À la Procure de Bordeaux, aux dimensions bien plus modestes, Clotilde Gaborit a suivi la même politique. Au moment de la révélation des faits reprochés à Jean Vanier, la libraire venait de lire ses deux derniers ouvrages, parus en 2019. « Je me suis vraiment sentie trompée. Je me suis dit que, dans la mesure où il se servait de sa parole et de son charisme pour masquer ses actes, retirer ses livres de la vente était une manière de faire cesser cette parole de porter ses méfaits. Un livre sans ses lecteurs, ce n’est rien. »
Cependant, “les clients sont en effet toujours libres de les commander ; s’ils ne viennent pas les chercher, les exemplaires sont remis en rayon. « À partir du moment où quelqu’un commande en son âme et conscience, nous ne sommes pas là pour juger, explique Mathilde Mahieux“.

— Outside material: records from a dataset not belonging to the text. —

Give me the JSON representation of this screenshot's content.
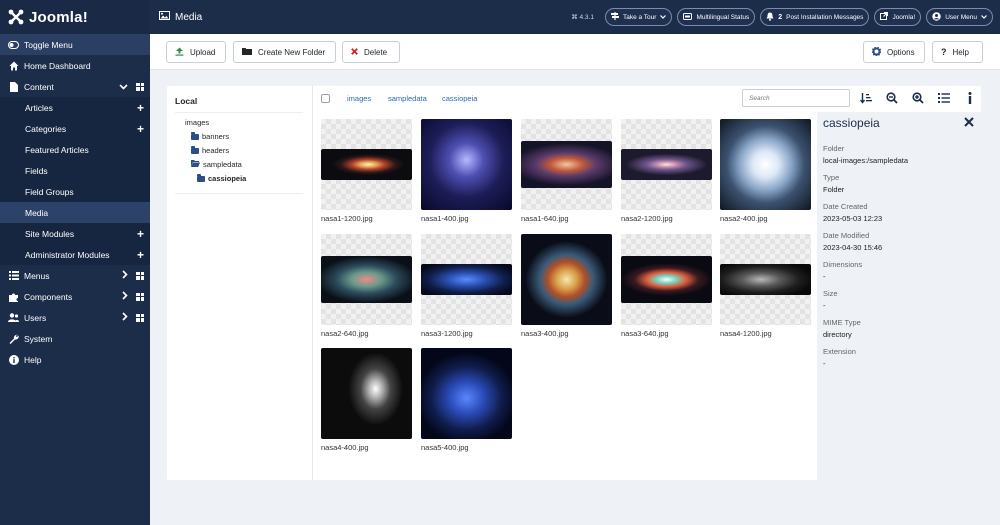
{
  "sidebar": {
    "logo": "Joomla!",
    "items": [
      {
        "label": "Toggle Menu"
      },
      {
        "label": "Home Dashboard"
      },
      {
        "label": "Content"
      },
      {
        "label": "Articles"
      },
      {
        "label": "Categories"
      },
      {
        "label": "Featured Articles"
      },
      {
        "label": "Fields"
      },
      {
        "label": "Field Groups"
      },
      {
        "label": "Media"
      },
      {
        "label": "Site Modules"
      },
      {
        "label": "Administrator Modules"
      },
      {
        "label": "Menus"
      },
      {
        "label": "Components"
      },
      {
        "label": "Users"
      },
      {
        "label": "System"
      },
      {
        "label": "Help"
      }
    ]
  },
  "header": {
    "title": "Media",
    "version": "⌘ 4.3.1",
    "take_tour": "Take a Tour",
    "multilingual": "Multilingual Status",
    "post_install_count": "2",
    "post_install": "Post Installation Messages",
    "joomla": "Joomla!",
    "user_menu": "User Menu"
  },
  "toolbar": {
    "upload": "Upload",
    "create_folder": "Create New Folder",
    "delete": "Delete",
    "options": "Options",
    "help": "Help"
  },
  "tree": {
    "title": "Local",
    "nodes": [
      "images",
      "banners",
      "headers",
      "sampledata",
      "cassiopeia"
    ]
  },
  "breadcrumb": [
    "images",
    "sampledata",
    "cassiopeia"
  ],
  "search": {
    "placeholder": "Search"
  },
  "files": [
    {
      "name": "nasa1-1200.jpg"
    },
    {
      "name": "nasa1-400.jpg"
    },
    {
      "name": "nasa1-640.jpg"
    },
    {
      "name": "nasa2-1200.jpg"
    },
    {
      "name": "nasa2-400.jpg"
    },
    {
      "name": "nasa2-640.jpg"
    },
    {
      "name": "nasa3-1200.jpg"
    },
    {
      "name": "nasa3-400.jpg"
    },
    {
      "name": "nasa3-640.jpg"
    },
    {
      "name": "nasa4-1200.jpg"
    },
    {
      "name": "nasa4-400.jpg"
    },
    {
      "name": "nasa5-400.jpg"
    }
  ],
  "info": {
    "title": "cassiopeia",
    "fields": [
      {
        "key": "Folder",
        "value": "local-images:/sampledata"
      },
      {
        "key": "Type",
        "value": "Folder"
      },
      {
        "key": "Date Created",
        "value": "2023-05-03 12:23"
      },
      {
        "key": "Date Modified",
        "value": "2023-04-30 15:46"
      },
      {
        "key": "Dimensions",
        "value": "-"
      },
      {
        "key": "Size",
        "value": "-"
      },
      {
        "key": "MIME Type",
        "value": "directory"
      },
      {
        "key": "Extension",
        "value": "-"
      }
    ]
  },
  "colors": {
    "sidebar": "#1c2d4a",
    "accent": "#2a69b8",
    "delete": "#c52827"
  }
}
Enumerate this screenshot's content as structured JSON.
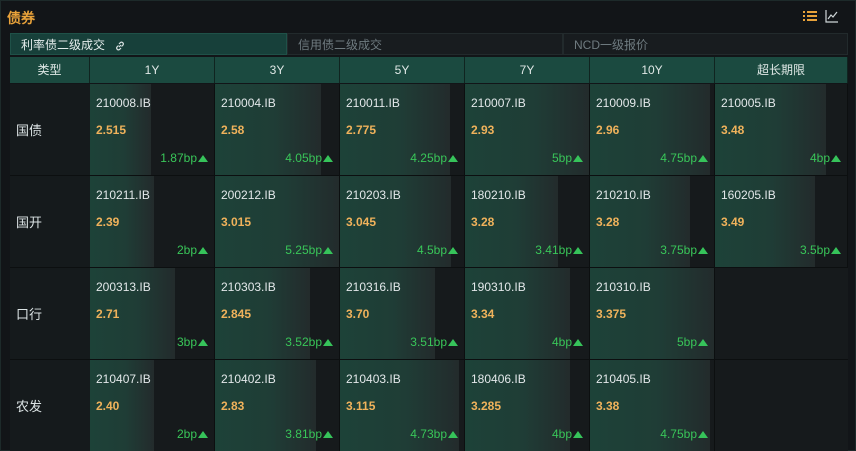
{
  "header": {
    "title": "债券",
    "list_icon": "list-icon",
    "chart_icon": "line-chart-icon"
  },
  "tabs": [
    {
      "label": "利率债二级成交",
      "active": true
    },
    {
      "label": "信用债二级成交",
      "active": false
    },
    {
      "label": "NCD一级报价",
      "active": false
    }
  ],
  "columns": [
    "类型",
    "1Y",
    "3Y",
    "5Y",
    "7Y",
    "10Y",
    "超长期限"
  ],
  "colors": {
    "accent": "#e8a23a",
    "yield": "#f0b25b",
    "up": "#39c659",
    "header_bg": "#1b4a40"
  },
  "rows": [
    {
      "label": "国债",
      "cells": [
        {
          "code": "210008.IB",
          "yield": "2.515",
          "change": "1.87bp",
          "level": 0.37
        },
        {
          "code": "210004.IB",
          "yield": "2.58",
          "change": "4.05bp",
          "level": 0.81
        },
        {
          "code": "210011.IB",
          "yield": "2.775",
          "change": "4.25bp",
          "level": 0.85
        },
        {
          "code": "210007.IB",
          "yield": "2.93",
          "change": "5bp",
          "level": 1.0
        },
        {
          "code": "210009.IB",
          "yield": "2.96",
          "change": "4.75bp",
          "level": 0.95
        },
        {
          "code": "210005.IB",
          "yield": "3.48",
          "change": "4bp",
          "level": 0.8
        }
      ]
    },
    {
      "label": "国开",
      "cells": [
        {
          "code": "210211.IB",
          "yield": "2.39",
          "change": "2bp",
          "level": 0.4
        },
        {
          "code": "200212.IB",
          "yield": "3.015",
          "change": "5.25bp",
          "level": 1.0
        },
        {
          "code": "210203.IB",
          "yield": "3.045",
          "change": "4.5bp",
          "level": 0.86
        },
        {
          "code": "180210.IB",
          "yield": "3.28",
          "change": "3.41bp",
          "level": 0.68
        },
        {
          "code": "210210.IB",
          "yield": "3.28",
          "change": "3.75bp",
          "level": 0.75
        },
        {
          "code": "160205.IB",
          "yield": "3.49",
          "change": "3.5bp",
          "level": 0.7
        }
      ]
    },
    {
      "label": "口行",
      "cells": [
        {
          "code": "200313.IB",
          "yield": "2.71",
          "change": "3bp",
          "level": 0.6
        },
        {
          "code": "210303.IB",
          "yield": "2.845",
          "change": "3.52bp",
          "level": 0.7
        },
        {
          "code": "210316.IB",
          "yield": "3.70",
          "change": "3.51bp",
          "level": 0.7
        },
        {
          "code": "190310.IB",
          "yield": "3.34",
          "change": "4bp",
          "level": 0.8
        },
        {
          "code": "210310.IB",
          "yield": "3.375",
          "change": "5bp",
          "level": 1.0
        },
        null
      ]
    },
    {
      "label": "农发",
      "cells": [
        {
          "code": "210407.IB",
          "yield": "2.40",
          "change": "2bp",
          "level": 0.4
        },
        {
          "code": "210402.IB",
          "yield": "2.83",
          "change": "3.81bp",
          "level": 0.76
        },
        {
          "code": "210403.IB",
          "yield": "3.115",
          "change": "4.73bp",
          "level": 0.94
        },
        {
          "code": "180406.IB",
          "yield": "3.285",
          "change": "4bp",
          "level": 0.8
        },
        {
          "code": "210405.IB",
          "yield": "3.38",
          "change": "4.75bp",
          "level": 0.95
        },
        null
      ]
    }
  ]
}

Shadow ban contre liberté d’expression
Du côté des éditeurs, les positions divergent. Certains mettent en avant la liberté d’expression – et derrière, la possibilité de vendre les ouvrages d’auteurs controversés. D’autres expliquent qu’ils “font mourir” les livres d’auteurs condamnés, en refusant de les mettre en rayon et en les retirant du catalogue – une sorte d’abandon de leur visibilité qui n’est pas sans rappeler le shadow ban de Twitter (avant Elon Musk) où les tweets des utilisateurs jugés incorrects par une armée de modérateurs – depuis en grande majorité licenciée sans que le monde ne s’effondre – n’étaient plus partagées sur le réseau social, l’utilisateur se retrouvant à tweeter seul dans son coin.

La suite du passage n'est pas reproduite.